In this work, Dr. Kane distinguishes the organizational culture of the military from what he describes as nuts-and-bolts managerial practices. He presented analytical survey evidence showing that relative to private sector employees, military employees themselves across the spectrum of rank praise the military’s leadership culture but rate the military’s talent management quite negatively. 

On many dimensions, the U.S. military achieves exceptional quality and excellence. Furthermore the average quality of enlistees relative to average civilians is both high and rising on a number of achievement dimensions. However, personnel costs have doubled between 2003 and 2013, and military pensions contain a type of cliff-vesting structure that many economists believe distort labor supply decisions. Personnel decisions in the military are also highly centralized and follow an “up-our-out” policy with rigid statutory timetables.
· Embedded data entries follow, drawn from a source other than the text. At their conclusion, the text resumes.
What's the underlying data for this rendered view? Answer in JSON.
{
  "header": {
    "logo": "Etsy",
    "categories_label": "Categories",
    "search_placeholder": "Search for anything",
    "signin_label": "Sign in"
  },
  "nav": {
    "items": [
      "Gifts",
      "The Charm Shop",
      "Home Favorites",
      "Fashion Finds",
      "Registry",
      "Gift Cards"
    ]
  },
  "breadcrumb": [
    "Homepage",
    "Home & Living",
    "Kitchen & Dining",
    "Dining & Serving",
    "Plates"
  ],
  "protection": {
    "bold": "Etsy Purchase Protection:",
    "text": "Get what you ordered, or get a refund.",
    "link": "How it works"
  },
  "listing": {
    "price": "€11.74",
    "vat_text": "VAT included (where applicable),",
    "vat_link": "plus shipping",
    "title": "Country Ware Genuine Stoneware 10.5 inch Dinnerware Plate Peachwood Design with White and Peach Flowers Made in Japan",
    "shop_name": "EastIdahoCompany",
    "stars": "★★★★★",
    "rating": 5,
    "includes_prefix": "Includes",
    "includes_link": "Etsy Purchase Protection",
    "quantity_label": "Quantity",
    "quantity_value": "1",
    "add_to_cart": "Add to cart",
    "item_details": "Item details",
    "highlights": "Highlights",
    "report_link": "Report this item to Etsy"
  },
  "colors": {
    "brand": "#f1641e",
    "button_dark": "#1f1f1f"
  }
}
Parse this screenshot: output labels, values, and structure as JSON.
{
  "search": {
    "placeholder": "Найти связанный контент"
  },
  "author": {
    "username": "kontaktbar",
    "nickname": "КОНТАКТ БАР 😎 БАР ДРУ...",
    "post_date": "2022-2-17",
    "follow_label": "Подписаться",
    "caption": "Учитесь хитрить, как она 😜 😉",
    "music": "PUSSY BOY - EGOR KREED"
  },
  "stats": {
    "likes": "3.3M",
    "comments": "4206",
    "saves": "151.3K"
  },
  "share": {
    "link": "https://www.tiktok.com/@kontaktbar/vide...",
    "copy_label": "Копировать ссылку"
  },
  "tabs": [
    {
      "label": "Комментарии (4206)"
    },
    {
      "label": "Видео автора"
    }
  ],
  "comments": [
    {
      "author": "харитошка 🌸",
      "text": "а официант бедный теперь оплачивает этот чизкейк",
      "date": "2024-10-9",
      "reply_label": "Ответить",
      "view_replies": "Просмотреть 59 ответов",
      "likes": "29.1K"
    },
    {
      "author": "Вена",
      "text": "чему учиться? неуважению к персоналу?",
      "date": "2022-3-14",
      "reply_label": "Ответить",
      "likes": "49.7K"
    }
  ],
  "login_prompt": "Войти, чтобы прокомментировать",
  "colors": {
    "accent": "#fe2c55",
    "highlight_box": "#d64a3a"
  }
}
Dr. Kane gave a number of examples of bureaucratic anachronism in military compensation policy. For example, according to 2016 pay tables, a captain with 12-14 years of service is paid $1 more per month than a lieutenant colonel with 3-4 years of service. 

Dr. Kane categorized his overall recommendations in the blueprint into “Evolutionary” suggestions and more far-reaching “Revolutionary” ones. Among the Evolutionary recommendations included restoring decentralized command authority for hiring and dismissals, implementing web-based talent management, expanding pay flexibility, and using flexible rankings in performance evaluations to avoid a “grade inflation” problem. The Revolutionary suggestions included restoring service chief authority over promotion timetables, updating the promotion framework, transforming base pay to being about role and responsibility as opposed to tenure, and expanding retirement plan options.

Discussion in the group focused on how these recommendations related to economic theory of centralized versus decentralized decision-making in organizations. The group also discussed empirical evidence on such practices in other segments of the economy, including the corporate and civilian government sectors.